Morgen menekankan bahwa meskipun konflik geopolitik masih dapat menggerakkan pasar, mayoritas investor lebih berfokus pada masalah ekonomi langsung yang secara langsung memengaruhi portofolio mereka.

"Kekhawatiran ekonomi langsung seperti inflasi dan suku bunga membayangi konflik-konflik ini. Investor lebih bereaksi terhadap peristiwa global ketika peristiwa tersebut memiliki konsekuensi ekonomi yang jelas dan langsung."

Kuzmina setuju, dan mencatat bahwa dalam lingkungan yang sarat informasi saat ini, investor menjadi semakin selektif tentang peristiwa berita mana yang memicu pergerakan pasar.

"Investor dibombardir dengan informasi setiap hari. Mereka menjadi lebih selektif, mengabaikan informasi yang tidak penting kecuali jika informasi tersebut berdampak langsung pada laba bersih mereka."

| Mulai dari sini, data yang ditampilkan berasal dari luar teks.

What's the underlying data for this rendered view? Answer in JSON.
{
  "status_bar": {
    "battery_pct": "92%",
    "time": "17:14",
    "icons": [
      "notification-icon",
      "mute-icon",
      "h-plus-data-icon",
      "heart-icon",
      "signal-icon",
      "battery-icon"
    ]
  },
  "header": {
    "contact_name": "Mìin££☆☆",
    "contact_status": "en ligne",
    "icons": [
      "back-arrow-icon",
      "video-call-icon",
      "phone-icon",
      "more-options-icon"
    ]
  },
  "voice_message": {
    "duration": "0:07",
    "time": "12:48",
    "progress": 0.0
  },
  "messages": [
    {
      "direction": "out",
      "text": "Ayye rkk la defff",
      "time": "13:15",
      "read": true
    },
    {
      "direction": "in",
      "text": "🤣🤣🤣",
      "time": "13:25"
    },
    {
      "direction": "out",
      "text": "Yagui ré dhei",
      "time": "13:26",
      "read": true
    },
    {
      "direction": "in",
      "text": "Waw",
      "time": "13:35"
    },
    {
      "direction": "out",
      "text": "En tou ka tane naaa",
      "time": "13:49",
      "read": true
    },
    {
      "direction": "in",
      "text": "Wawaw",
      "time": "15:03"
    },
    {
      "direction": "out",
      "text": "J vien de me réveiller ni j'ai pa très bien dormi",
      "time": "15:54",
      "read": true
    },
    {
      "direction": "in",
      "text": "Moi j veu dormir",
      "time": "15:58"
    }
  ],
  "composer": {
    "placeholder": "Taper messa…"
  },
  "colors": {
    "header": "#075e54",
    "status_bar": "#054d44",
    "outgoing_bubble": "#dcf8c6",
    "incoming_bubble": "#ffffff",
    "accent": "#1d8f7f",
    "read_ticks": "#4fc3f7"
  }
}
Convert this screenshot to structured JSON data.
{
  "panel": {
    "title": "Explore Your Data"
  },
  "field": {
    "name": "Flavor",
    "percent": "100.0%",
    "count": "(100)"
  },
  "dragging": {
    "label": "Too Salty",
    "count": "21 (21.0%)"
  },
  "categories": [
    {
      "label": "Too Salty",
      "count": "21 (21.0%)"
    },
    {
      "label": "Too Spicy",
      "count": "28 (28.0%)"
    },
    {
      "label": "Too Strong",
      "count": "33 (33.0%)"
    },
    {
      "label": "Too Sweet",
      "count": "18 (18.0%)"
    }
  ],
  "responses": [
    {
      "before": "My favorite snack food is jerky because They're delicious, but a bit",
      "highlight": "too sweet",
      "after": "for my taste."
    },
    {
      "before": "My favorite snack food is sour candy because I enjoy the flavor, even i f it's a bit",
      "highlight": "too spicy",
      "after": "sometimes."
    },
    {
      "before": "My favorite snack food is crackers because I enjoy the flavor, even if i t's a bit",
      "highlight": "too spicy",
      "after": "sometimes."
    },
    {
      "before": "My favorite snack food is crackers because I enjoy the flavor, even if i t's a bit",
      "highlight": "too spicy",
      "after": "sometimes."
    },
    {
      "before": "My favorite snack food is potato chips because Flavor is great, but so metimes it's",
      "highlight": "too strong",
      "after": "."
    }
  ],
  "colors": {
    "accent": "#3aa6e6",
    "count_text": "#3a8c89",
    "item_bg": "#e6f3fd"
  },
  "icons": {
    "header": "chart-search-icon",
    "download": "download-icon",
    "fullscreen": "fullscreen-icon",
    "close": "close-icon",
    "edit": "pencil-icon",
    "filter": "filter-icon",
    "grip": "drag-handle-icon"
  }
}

Meskipun pasar kripto mungkin tampak lebih adaptif dalam lingkungan geopolitik saat ini, pasar tersebut masih rentan terhadap perubahan kebijakan regulasi, yang dapat mengganggu stabilitas yang baru ditemukan ini.

Apa yang diharapkan selanjutnya?

Timur Tengah masih menjadi tempat yang rawan, dan meskipun pasar tetap tenang sejauh ini, hal itu tidak menjamin kelancaran perjalanan ke depannya.

Untuk saat ini, hal terpenting adalah tetap waspada. Ketenangan yang kita lihat mungkin merupakan tanda pasar yang semakin matang, tetapi ini juga merupakan pengingat bahwa segala sesuatunya dapat berubah dengan cepat.

Mengawasi peristiwa global, kebijakan bank sentral, dan sentimen pasar akan menjadi hal yang penting dalam beberapa minggu dan bulan mendatang.

Pengungkapan: Artikel ini tidak mewakili saran investasi. Konten dan materi yang ditampilkan di halaman ini hanya untuk tujuan edukasi.